Most of us are familiar with the Maya brand of hot cake mixes. But this site has become a very useful source of information not only on how to make pancakes or bake brownies but practically everything anyone needs to know about surviving and thriving in the kitchen.
For example, coming from Christmas they posted a guide on what to do with leftover noche buena. These include: (1) Throwing leftover pork into fried rice. (2) Convert the remaining lechun into baxiu or adobong lechun quali; and (3) converting the remainder of the queso de bola into pimiento cheese.
For those who overstock their baking ingredients during the Christmas season, they also have tips on how to store flour, distinguish between whole grains, cornstarch and refined flour, and decide what you can put in the freezer and what can last up to a year if kept in an airtight container. Closure.
As the nation returns to home cooking, they also have tips on how to make tough meat tender. Tips range from rubbing salt to seasoning with acid, regardless of cooking on low heat, although you should know that by now.
They also spot common cooking mistakes, such as not waiting for the oil to heat up completely; Frying pan and stir-fry a lot when frying meat.

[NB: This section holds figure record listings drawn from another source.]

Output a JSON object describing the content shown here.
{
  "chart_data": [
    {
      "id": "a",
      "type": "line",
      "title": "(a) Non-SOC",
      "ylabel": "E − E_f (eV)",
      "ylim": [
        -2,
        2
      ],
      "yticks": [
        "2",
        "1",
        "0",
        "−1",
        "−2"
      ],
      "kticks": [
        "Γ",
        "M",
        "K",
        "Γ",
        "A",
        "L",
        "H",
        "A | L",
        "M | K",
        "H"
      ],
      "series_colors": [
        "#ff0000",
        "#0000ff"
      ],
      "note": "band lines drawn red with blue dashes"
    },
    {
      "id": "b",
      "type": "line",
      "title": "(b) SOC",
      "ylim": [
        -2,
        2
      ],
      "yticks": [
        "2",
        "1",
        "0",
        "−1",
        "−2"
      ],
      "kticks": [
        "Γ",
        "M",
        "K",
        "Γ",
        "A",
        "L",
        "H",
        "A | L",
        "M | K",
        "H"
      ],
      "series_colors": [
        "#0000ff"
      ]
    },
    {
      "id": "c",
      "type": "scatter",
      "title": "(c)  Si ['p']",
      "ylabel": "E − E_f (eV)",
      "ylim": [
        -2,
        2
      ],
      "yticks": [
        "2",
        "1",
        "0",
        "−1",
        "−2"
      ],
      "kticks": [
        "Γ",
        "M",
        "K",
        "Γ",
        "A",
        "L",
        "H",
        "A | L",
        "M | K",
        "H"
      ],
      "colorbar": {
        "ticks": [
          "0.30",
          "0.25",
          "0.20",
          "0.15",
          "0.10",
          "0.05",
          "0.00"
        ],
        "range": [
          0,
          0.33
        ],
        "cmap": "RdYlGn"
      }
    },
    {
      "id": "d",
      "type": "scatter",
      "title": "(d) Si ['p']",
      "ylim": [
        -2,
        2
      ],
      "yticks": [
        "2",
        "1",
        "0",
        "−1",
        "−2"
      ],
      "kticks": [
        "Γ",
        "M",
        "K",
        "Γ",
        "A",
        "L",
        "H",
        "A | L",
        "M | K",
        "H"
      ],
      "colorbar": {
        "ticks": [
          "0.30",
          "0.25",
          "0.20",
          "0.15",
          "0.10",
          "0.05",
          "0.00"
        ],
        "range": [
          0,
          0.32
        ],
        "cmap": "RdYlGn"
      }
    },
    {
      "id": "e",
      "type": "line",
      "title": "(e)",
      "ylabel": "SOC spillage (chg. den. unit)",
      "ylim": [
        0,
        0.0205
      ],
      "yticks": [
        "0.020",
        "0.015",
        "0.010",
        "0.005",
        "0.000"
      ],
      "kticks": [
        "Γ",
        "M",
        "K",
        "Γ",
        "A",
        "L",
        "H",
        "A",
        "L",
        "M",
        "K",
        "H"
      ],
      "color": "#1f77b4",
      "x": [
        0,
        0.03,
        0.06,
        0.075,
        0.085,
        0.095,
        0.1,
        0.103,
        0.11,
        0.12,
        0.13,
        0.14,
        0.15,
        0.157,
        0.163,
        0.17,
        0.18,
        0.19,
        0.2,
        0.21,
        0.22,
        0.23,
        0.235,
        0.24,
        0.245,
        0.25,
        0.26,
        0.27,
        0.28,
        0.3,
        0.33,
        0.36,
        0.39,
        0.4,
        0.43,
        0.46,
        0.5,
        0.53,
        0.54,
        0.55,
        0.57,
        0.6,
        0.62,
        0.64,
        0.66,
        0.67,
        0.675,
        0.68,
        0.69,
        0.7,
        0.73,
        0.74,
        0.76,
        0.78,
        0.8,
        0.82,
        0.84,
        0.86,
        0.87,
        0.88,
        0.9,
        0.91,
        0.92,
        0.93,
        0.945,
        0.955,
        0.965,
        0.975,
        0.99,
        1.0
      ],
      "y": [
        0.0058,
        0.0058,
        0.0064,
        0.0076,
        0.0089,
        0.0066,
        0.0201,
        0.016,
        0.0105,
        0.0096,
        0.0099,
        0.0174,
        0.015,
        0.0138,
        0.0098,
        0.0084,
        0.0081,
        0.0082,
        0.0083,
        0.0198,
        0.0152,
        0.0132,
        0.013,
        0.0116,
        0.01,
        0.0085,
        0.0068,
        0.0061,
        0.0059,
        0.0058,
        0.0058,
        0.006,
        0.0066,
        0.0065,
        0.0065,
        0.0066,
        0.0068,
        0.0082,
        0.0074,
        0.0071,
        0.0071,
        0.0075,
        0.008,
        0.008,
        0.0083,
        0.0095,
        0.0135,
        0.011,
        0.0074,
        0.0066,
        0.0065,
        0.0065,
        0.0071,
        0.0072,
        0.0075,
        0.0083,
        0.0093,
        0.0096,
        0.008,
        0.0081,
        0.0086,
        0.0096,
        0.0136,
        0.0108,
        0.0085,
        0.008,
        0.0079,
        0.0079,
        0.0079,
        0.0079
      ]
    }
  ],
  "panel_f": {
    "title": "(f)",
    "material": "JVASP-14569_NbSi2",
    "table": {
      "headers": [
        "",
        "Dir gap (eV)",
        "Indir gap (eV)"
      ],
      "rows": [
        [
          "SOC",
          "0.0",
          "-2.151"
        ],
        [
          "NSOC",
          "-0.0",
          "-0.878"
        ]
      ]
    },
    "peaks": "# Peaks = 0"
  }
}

If you are just starting out with baking now or want to enhance your baking skills, they have a post on how to properly measure in baking, with a note: “Baking is not only an art, but also a science as it requires precision and an understanding of the role of each ingredient in obtaining results. Fantastic every time.” This includes tips for measuring sticky ingredients like honey: “Gently spray the inside of the measuring cup with nonstick spray.”
Or if you’re going to start making your own bread, they have a Breadmaking 101 section, with tips on what to do if your dough doesn’t rise; If your bread is uneven; Or if your bread rose but collapsed in the oven.
They also have an easy kitchen conversion chart, so you won’t have to rely on your own memories of sophomore algebra when trying to figure out a teaspoon equals 1/8 cup.
For those more serious about improving their kitchen skills, Maya Kitchen offers classes as well (visit themayakitchen.com/classes). They have a workshop on healthy snacks, for example, healthy sandwiches and two healthy smoothie recipes on January 15th; Another piece on bread to pair with coffee, like apple muffins, on January 22nd; one about Italian, specifically Tuscan, cooking on January 29; And just in time for Valentine’s Day, one about chocolates on February 5th. These are all online classes and you can enroll as an individual, as a pair or as a group! You can make it a family affair in quarantine!
It really is a great location, encouraging and convenient for the kitchen. Just what we need to accompany us in these dark days of solitude. Just like brownies from their delicious classic mix!
Clearly, now is not the time to spend and spend. Instead, cook, cook, cook… Pray, pray, pray!
Happy Black Nazarene to all worshipers despite restrictions. Keep the faith, and never lose hope!